Recent research continues to show the positive contribution that coffee and caffeine have on the body. Much to the chagrin of big pharma, the next big prescription to all that ails you may be a trip to Starbucks!
The list of coffee’s disease fighting properties continues to grow. As more research is analyzed, it appears that coffee is useful in preventing cancers, type 2 diabetes, Parkinsons disease, and even heart failure. For instance, a recent study at Beth Israel Deaconess Medical Center, a teaching hospital of the Harvard Medical School, suggests that moderate coffee intake offers protection against heart failure. It found that moderate coffee drinkers were at an 11% less risk of heart failure. The study analyzed data from 5 previous studies with 140,220 participants and showed heart benefits in coffee drinkers up to about 2 8oz cups a day. The benefits declined from that point and actually showed harm after 5 cups a day. As to why there is a benefit is a bit of a mystery at this point. The strongest studies to date point to the benefits of coffee on type 2 diabetes and blood pressure, which are significant contributors to heart failure. Researchers believe that this may be the connection between coffee and the heart. This research was published in the journal Circulation Heart Failure.
Another interesting study was done by Jiali Han, Ph.D., associate professor at Brigham and Women’s Hospital, Harvard Medical School in Boston and Harvard School of Public Health.

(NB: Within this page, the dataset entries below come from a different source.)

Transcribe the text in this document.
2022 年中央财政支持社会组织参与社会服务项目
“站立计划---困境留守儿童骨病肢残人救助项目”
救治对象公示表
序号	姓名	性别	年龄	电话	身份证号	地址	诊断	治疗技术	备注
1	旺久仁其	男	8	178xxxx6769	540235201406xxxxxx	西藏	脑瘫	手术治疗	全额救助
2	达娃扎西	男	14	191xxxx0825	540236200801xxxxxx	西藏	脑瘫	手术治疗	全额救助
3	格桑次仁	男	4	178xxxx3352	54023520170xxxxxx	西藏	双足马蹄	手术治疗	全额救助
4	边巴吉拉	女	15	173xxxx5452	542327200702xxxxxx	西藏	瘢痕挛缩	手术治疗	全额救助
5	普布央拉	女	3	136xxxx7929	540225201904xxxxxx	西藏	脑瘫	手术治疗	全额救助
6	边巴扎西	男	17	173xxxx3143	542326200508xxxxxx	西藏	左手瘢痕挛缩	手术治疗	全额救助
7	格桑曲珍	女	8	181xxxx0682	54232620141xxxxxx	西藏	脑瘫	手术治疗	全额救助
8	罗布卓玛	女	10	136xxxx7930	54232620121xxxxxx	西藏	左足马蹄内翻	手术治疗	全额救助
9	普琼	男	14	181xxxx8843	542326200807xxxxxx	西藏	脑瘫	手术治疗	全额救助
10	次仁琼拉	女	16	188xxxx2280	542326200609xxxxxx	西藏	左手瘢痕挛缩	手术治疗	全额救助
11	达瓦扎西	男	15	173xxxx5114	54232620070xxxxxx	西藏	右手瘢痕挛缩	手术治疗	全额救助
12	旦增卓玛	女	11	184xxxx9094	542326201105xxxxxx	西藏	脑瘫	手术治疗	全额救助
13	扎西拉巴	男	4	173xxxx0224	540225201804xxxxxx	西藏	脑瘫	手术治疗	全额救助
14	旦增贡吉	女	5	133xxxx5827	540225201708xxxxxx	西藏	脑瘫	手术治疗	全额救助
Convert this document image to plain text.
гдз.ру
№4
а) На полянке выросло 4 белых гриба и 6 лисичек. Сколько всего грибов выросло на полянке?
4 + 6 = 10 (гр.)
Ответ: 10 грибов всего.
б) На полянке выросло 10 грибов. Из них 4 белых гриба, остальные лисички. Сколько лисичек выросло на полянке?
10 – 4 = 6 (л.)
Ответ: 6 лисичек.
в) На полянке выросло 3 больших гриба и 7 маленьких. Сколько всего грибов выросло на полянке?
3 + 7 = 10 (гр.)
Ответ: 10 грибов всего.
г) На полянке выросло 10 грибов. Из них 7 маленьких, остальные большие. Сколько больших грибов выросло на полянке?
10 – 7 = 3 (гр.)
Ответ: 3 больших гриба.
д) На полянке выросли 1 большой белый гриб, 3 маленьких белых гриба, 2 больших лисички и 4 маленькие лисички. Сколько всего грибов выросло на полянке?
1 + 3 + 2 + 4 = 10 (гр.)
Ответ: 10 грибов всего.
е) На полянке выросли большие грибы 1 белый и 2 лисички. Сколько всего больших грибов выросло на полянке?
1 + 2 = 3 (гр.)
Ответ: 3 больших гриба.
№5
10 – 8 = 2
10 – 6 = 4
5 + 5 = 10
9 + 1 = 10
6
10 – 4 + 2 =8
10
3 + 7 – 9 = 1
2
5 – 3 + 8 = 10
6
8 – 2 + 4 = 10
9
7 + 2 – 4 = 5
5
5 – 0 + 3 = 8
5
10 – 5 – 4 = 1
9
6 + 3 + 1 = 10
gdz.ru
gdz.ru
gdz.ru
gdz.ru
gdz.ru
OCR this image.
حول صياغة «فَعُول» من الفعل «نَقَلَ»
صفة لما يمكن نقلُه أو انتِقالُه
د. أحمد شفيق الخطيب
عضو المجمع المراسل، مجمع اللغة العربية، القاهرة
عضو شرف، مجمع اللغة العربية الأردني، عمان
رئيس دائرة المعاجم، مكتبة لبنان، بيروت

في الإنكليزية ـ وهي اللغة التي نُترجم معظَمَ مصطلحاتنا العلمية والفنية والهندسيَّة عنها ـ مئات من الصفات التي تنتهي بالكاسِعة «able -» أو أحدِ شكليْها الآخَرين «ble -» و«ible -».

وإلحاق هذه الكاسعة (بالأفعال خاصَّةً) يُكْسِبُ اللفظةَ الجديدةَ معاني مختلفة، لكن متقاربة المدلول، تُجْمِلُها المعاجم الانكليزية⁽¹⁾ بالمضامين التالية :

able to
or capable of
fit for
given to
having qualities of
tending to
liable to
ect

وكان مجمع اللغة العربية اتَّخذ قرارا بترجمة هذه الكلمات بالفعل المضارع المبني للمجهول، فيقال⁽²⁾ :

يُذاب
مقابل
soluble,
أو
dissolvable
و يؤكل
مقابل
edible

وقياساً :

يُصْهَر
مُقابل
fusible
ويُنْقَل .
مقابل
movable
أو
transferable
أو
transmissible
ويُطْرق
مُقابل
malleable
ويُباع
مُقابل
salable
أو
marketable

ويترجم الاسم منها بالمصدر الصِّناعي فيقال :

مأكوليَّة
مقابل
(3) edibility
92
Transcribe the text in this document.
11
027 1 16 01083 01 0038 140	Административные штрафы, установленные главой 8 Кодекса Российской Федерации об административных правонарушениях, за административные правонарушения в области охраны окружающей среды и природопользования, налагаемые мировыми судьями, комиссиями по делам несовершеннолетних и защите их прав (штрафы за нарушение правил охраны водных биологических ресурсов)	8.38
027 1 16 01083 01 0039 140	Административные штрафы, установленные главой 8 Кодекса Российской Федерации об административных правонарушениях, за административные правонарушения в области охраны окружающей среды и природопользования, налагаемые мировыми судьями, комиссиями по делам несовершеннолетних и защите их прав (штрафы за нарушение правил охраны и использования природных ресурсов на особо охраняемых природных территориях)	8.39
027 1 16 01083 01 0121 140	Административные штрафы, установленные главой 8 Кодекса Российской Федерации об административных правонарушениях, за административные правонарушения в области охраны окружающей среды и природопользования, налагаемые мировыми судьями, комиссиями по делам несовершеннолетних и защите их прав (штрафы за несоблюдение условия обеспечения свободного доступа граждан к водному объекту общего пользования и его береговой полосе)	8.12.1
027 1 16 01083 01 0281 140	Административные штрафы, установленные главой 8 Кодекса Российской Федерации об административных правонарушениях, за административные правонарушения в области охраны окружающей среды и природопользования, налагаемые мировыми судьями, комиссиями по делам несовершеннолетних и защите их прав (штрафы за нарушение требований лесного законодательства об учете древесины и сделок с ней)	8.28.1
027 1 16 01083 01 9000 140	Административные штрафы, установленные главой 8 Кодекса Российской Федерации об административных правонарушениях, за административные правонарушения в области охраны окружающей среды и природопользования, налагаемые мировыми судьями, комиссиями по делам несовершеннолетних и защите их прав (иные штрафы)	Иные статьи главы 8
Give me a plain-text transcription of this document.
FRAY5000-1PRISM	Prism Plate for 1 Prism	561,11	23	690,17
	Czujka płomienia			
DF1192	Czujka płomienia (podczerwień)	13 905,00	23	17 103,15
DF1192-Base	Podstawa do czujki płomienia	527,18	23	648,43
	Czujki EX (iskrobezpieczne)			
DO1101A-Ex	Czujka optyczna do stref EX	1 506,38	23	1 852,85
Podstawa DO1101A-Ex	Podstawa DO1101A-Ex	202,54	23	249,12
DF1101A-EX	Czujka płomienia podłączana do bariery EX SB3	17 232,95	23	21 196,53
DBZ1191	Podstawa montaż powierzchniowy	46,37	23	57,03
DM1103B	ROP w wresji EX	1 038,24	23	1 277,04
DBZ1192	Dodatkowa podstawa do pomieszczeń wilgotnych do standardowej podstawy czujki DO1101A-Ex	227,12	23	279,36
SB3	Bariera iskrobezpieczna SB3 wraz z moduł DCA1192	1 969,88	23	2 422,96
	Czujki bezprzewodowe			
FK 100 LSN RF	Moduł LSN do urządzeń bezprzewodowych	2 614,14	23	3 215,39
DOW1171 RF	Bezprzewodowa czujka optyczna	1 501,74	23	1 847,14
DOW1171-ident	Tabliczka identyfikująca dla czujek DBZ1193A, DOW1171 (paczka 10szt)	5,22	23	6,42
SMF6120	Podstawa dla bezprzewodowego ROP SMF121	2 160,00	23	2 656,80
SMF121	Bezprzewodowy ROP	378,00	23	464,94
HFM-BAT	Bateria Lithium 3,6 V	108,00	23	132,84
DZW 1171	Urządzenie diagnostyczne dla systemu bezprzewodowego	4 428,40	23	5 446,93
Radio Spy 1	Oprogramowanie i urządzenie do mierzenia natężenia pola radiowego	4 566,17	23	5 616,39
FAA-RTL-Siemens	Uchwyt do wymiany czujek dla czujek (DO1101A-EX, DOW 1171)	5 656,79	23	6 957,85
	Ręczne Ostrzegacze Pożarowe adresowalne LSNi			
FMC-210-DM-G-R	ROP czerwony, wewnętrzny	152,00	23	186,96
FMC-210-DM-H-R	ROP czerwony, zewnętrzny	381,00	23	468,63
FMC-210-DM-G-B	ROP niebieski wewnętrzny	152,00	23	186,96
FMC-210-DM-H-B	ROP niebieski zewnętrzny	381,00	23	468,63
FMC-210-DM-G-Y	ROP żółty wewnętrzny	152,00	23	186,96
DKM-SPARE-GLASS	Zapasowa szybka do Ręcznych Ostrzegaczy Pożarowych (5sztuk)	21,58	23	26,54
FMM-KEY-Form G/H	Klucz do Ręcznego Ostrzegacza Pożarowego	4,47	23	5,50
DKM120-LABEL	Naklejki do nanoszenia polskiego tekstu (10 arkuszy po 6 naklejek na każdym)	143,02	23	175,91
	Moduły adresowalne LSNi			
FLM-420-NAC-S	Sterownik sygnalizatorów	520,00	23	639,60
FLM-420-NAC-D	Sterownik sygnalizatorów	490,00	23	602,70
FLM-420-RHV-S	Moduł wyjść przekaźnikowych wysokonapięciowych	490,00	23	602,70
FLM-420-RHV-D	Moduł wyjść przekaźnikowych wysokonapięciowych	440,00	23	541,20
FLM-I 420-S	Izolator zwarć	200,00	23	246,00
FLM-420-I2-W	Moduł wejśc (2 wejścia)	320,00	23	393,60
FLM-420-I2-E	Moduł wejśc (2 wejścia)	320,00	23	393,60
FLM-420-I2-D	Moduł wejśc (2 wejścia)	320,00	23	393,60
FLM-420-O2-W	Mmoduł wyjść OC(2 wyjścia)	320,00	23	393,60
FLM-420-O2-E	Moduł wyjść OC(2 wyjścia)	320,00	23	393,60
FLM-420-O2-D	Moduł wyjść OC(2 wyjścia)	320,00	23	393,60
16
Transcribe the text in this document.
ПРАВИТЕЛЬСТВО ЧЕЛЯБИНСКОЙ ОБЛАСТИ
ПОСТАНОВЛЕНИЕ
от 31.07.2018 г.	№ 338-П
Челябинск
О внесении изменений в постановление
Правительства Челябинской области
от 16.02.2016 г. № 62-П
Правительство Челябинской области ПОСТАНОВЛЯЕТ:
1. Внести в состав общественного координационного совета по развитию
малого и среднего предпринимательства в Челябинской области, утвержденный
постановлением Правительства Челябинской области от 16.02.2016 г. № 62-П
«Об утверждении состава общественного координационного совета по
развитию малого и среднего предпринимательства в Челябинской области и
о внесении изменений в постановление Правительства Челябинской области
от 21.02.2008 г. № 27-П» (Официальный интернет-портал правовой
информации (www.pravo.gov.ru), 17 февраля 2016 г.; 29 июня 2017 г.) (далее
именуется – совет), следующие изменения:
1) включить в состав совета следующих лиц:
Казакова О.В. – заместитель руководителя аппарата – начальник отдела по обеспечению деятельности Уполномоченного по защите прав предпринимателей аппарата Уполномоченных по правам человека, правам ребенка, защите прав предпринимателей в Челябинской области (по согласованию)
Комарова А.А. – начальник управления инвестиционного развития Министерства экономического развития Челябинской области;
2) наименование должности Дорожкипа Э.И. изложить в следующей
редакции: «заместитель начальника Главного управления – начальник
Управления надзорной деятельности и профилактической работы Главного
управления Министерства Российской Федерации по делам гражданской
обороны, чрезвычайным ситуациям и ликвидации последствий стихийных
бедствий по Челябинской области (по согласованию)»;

This study found that caffeinated coffee intake was inversely associated with the risk of basal cell carcinoma, which is the most common form of skin cancer. “I would not recommend increasing your coffee intake based on these data alone,” said Han. “However, our results add basal cell carcinoma to a list of conditions for which risk is decreased with increasing coffee consumption. This list includes conditions with serious negative health consequences such as type 2 diabetes and Parkinson’s disease.” An interesting find in this study was that the association was seen in all dietary forms of caffeine such as, chocolate and tea. There was no association found with decaffeinated coffee. This study was published in the journal Cancer Research.
Of course, as a self proclaimed caffeine addict, I applaud this research. However, I believe that the key word in most of these studies is moderation. Caffeine is a stimulant and like almost anything else in this world, excessive use could result in more harm than good. So do your body a favor today and go get yourself a hot cup of joe. Just don’t overdo it!